Analysis
Preparing responsibly for the worst case-scenario
Full economic decoupling from China is not possible or desirable today, but it may become necessary in some break-glass scenarios—especially if China moves violently against Taiwan.
Today, the United States and its allies have no contingency plan. And China knows it.
This project, in collaboration with Hugo Bromley of the University of Cambridge, aims to tighten allied coordination and planning for crisis scenarios, based on our nations’ shared interests and values.
Washington needs a plan to decouple from China starting on Day One of a Taiwan crisis, both as a contingency plan and as a part of integrated deterrence.
However, trying to force a hard decoupling through sanctions would not serve US interests. China would likely prove resilient.
Instead, Washington should publicly prepare a plan to trigger “avalanche decoupling” on Day One as part of a wider program of economic recovery and leadership.
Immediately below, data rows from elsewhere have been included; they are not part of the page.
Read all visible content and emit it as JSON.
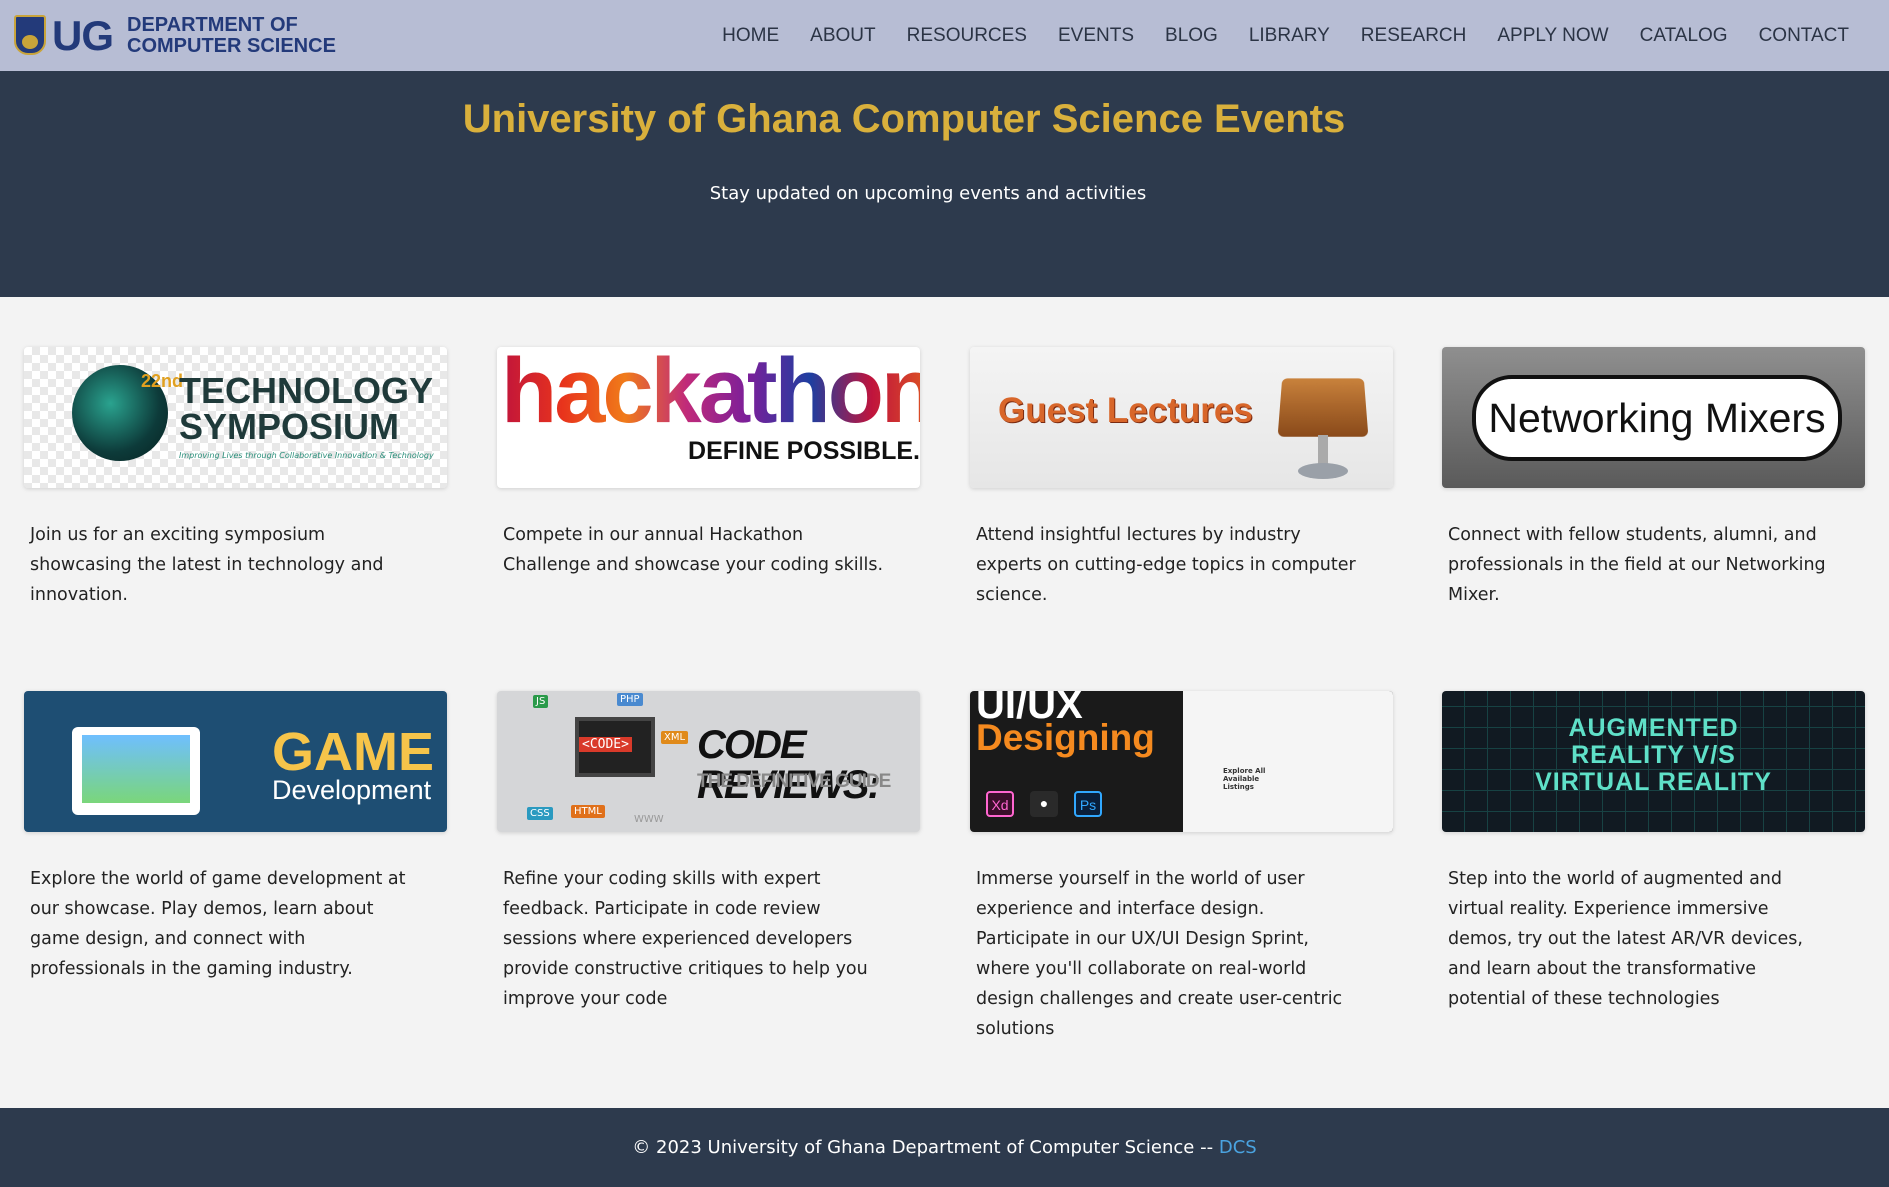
{
  "nav": {
    "logo_text": "UG",
    "department_line1": "DEPARTMENT OF",
    "department_line2": "COMPUTER SCIENCE",
    "items": [
      "HOME",
      "ABOUT",
      "RESOURCES",
      "EVENTS",
      "BLOG",
      "LIBRARY",
      "RESEARCH",
      "APPLY NOW",
      "CATALOG",
      "CONTACT"
    ]
  },
  "hero": {
    "title": "University of Ghana Computer Science Events",
    "subtitle": "Stay updated on upcoming events and activities"
  },
  "events": [
    {
      "image_text": [
        "22nd",
        "TECHNOLOGY",
        "SYMPOSIUM",
        "Improving Lives through Collaborative Innovation & Technology"
      ],
      "description": "Join us for an exciting symposium showcasing the latest in technology and innovation."
    },
    {
      "image_text": [
        "hackathon",
        "DEFINE POSSIBLE."
      ],
      "description": "Compete in our annual Hackathon Challenge and showcase your coding skills."
    },
    {
      "image_text": [
        "Guest Lectures"
      ],
      "description": "Attend insightful lectures by industry experts on cutting-edge topics in computer science."
    },
    {
      "image_text": [
        "Networking Mixers"
      ],
      "description": "Connect with fellow students, alumni, and professionals in the field at our Networking Mixer."
    },
    {
      "image_text": [
        "GAME",
        "Development"
      ],
      "description": "Explore the world of game development at our showcase. Play demos, learn about game design, and connect with professionals in the gaming industry."
    },
    {
      "image_text": [
        "CODE REVIEWS:",
        "THE DEFINITIVE GUIDE",
        "<CODE>",
        "JS",
        "PHP",
        "XML",
        "CSS",
        "HTML",
        "WWW"
      ],
      "description": "Refine your coding skills with expert feedback. Participate in code review sessions where experienced developers provide constructive critiques to help you improve your code"
    },
    {
      "image_text": [
        "UI/UX",
        "Designing",
        "Xd",
        "Ps",
        "Explore All Available Listings"
      ],
      "description": "Immerse yourself in the world of user experience and interface design. Participate in our UX/UI Design Sprint, where you'll collaborate on real-world design challenges and create user-centric solutions"
    },
    {
      "image_text": [
        "AUGMENTED",
        "REALITY V/S",
        "VIRTUAL REALITY"
      ],
      "description": "Step into the world of augmented and virtual reality. Experience immersive demos, try out the latest AR/VR devices, and learn about the transformative potential of these technologies"
    }
  ],
  "footer": {
    "text": "© 2023 University of Ghana Department of Computer Science -- ",
    "link": "DCS"
  },
  "colors": {
    "nav_bg": "#b7bdd4",
    "hero_bg": "#2d3a4d",
    "title_gold": "#d9b03c",
    "link_blue": "#4aa3e0"
  }
}
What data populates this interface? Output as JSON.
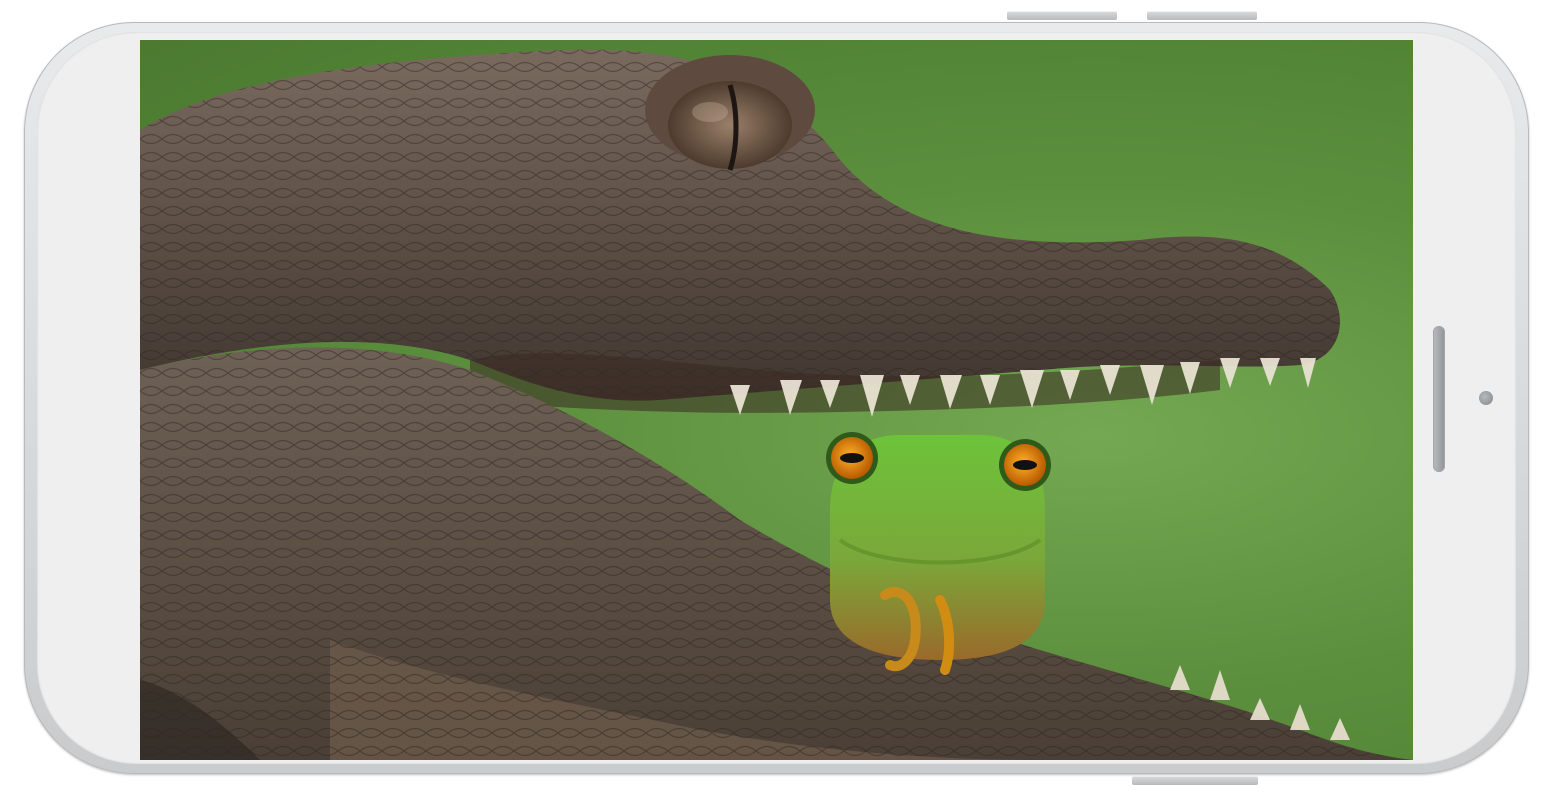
{
  "device": {
    "type": "smartphone-landscape",
    "frame_color": "#e9eaeb",
    "face_color": "#efefef"
  },
  "screen": {
    "content": "photo",
    "background_color": "#5b8f3d"
  },
  "icons": {
    "speaker": "speaker-icon",
    "sensor": "front-sensor-icon"
  }
}
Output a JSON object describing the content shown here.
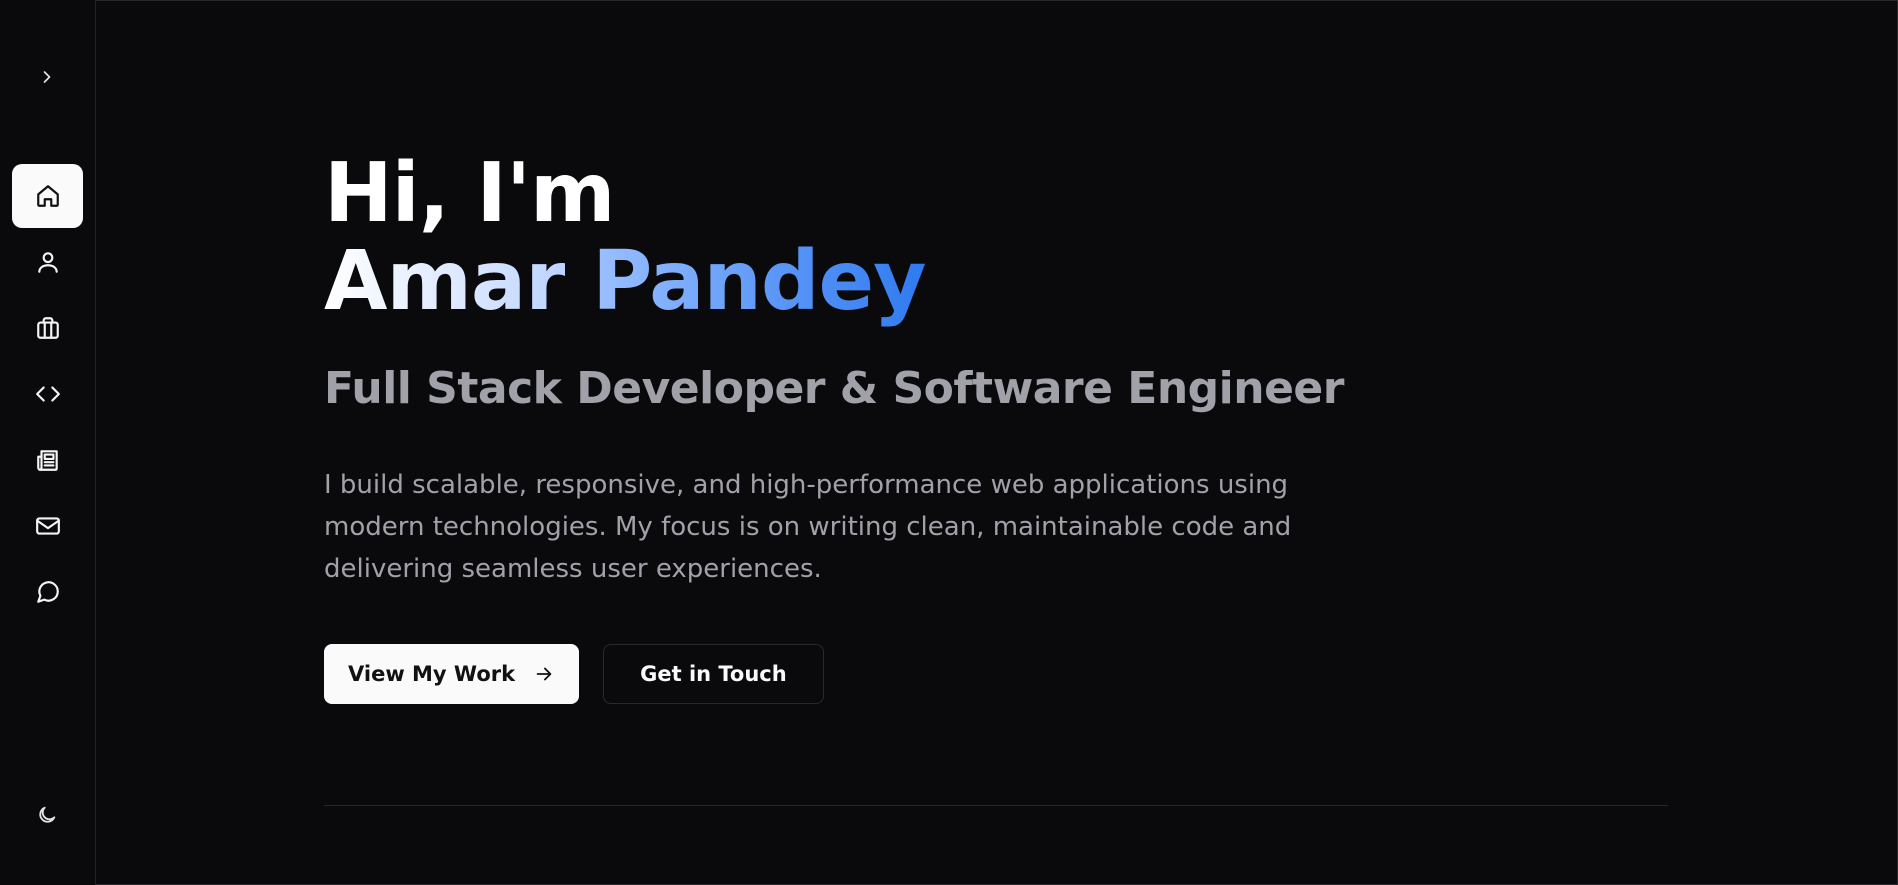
{
  "sidebar": {
    "toggle_icon": "chevron-right-icon",
    "items": [
      {
        "icon": "home-icon",
        "active": true
      },
      {
        "icon": "user-icon",
        "active": false
      },
      {
        "icon": "briefcase-icon",
        "active": false
      },
      {
        "icon": "code-icon",
        "active": false
      },
      {
        "icon": "newspaper-icon",
        "active": false
      },
      {
        "icon": "mail-icon",
        "active": false
      },
      {
        "icon": "message-circle-icon",
        "active": false
      }
    ],
    "theme_icon": "moon-icon"
  },
  "hero": {
    "greeting": "Hi, I'm",
    "first_name": "Amar",
    "last_name": "Pandey",
    "role": "Full Stack Developer & Software Engineer",
    "bio": "I build scalable, responsive, and high-performance web applications using modern technologies. My focus is on writing clean, maintainable code and delivering seamless user experiences.",
    "primary_button": "View My Work",
    "secondary_button": "Get in Touch"
  },
  "colors": {
    "background": "#0a0a0c",
    "text_muted": "#a1a1aa",
    "accent": "#3b82f6",
    "button_light": "#fafafa"
  }
}
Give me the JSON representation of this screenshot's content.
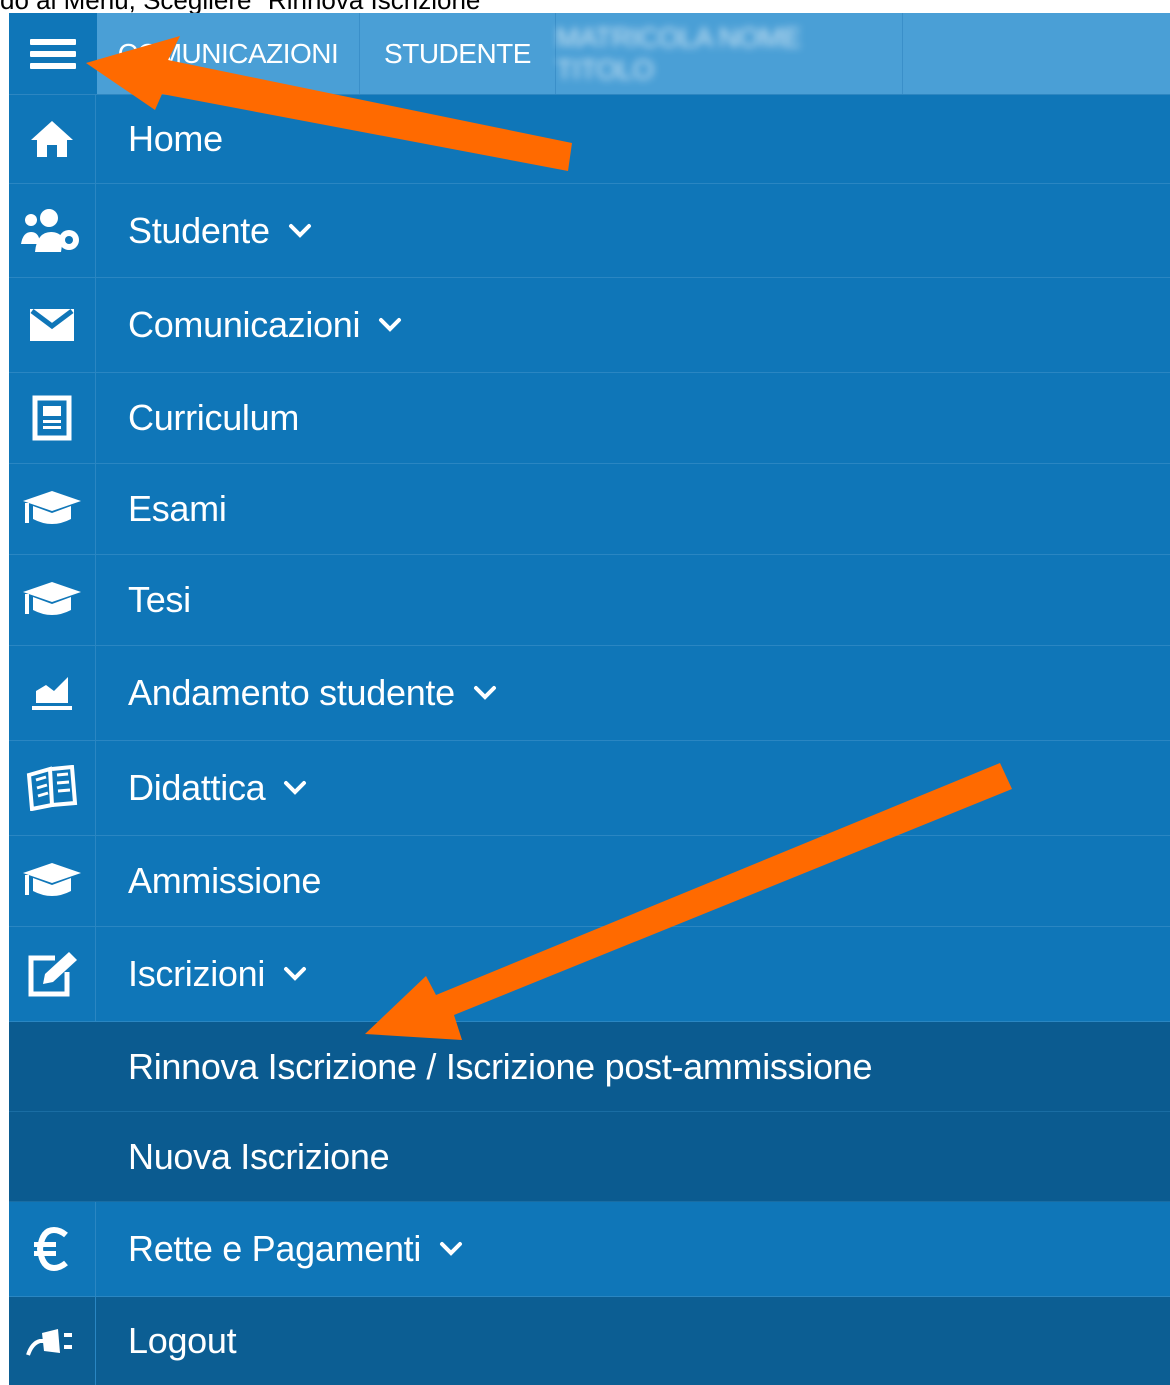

Supply chains would stay as open as possible in the short term, but unilateral US actions would create inexorable momentum toward full decoupling over time.
Avalanche decoupling would harness market forces and incentivize third countries to cooperate, including by helping to secure US borders against China’s mislabeled products.
Our July 2024 report is the first in a series of publications about a better strategy of economic statecraft to compete with China in today’s complex and diverse world. These issues are too important to split along partisan lines. We need a new approach to allied economic statecraft: an affirmative vision for the global economy that we can rally around in peacetime and crisis.
In our work, we draw inspiration from history, economic analysis, and Chinese-language sources.